Malcolm Mackay







I was accompanying my wife to the local Moreland Library in August 2015 while she picked some books so I went browsing myself and came across two relatively short books by author Malcolm Mackay that sounded interesting. It turned out they were the first two books in a trilogy, set in Glasgow, about freelance hit man Callum MacLean. Overall, the trilogy makes one complete story of just over 1000 pages but it is easy to read. Once I read the first two, I reserved and picked up the third book from the library and devoured it.

His strengths as a writer are on display in the first paragraph of the opening novel, the one in which a drug dealer named Lewis Winter will indeed have to die:

“It starts with a telephone call. Casual, chatty, friendly, no business. You arrange to meet, neutral venue, preferably public. You have to be careful, regardless of the caller, regardless of the meeting place. Every eventuality planned for, nothing taken for granted. Tempting to begin to trust; tempting, but wrong. A person could be your friend and confidant for twenty years and then turn away from you in an instant. It happens. Anyone with sense remembers that bitter reality; those without sense will learn it.”

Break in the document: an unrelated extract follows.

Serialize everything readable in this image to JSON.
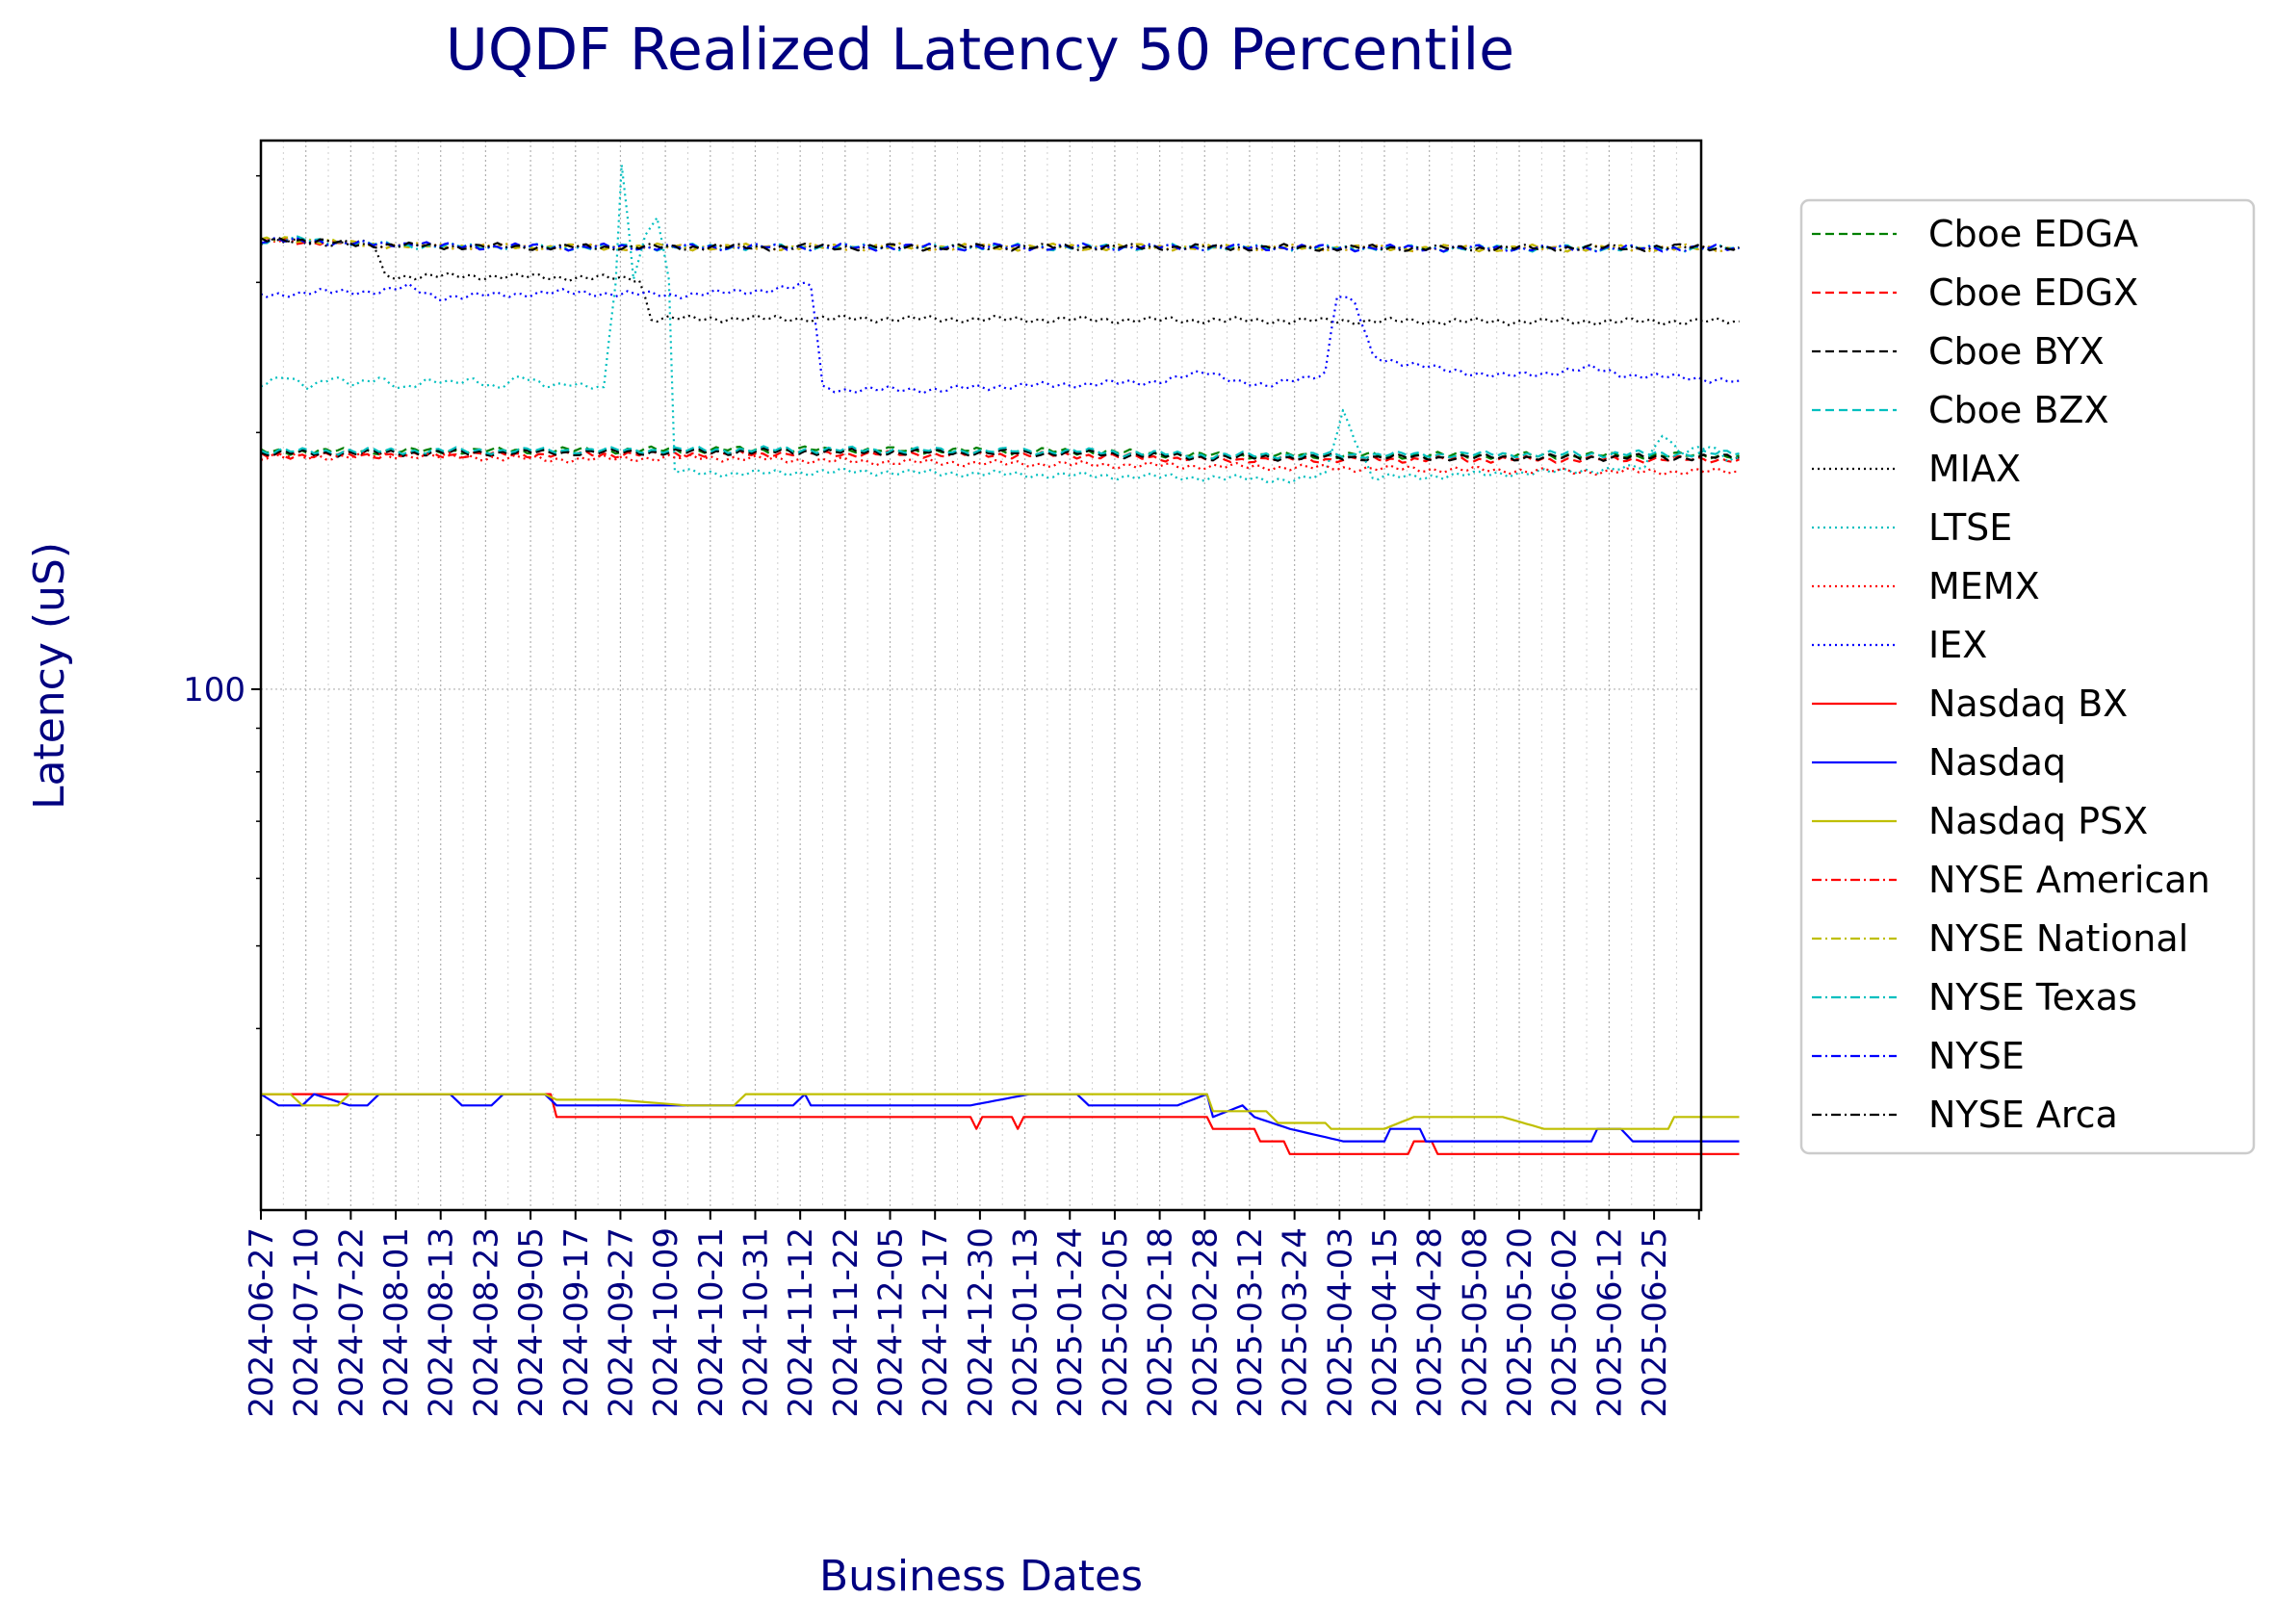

By the third volume, MacLean wants to opt out of the killing game, but excusing himself turns out to be far harder than he would like. Spending so much time with this coldblooded killer is often disturbing but, in the end, surprisingly rewarding.

There is not really any character development but the story itself is gripping, even if depressing. I would recommend this trilogy to anyone wanting a different sort of read.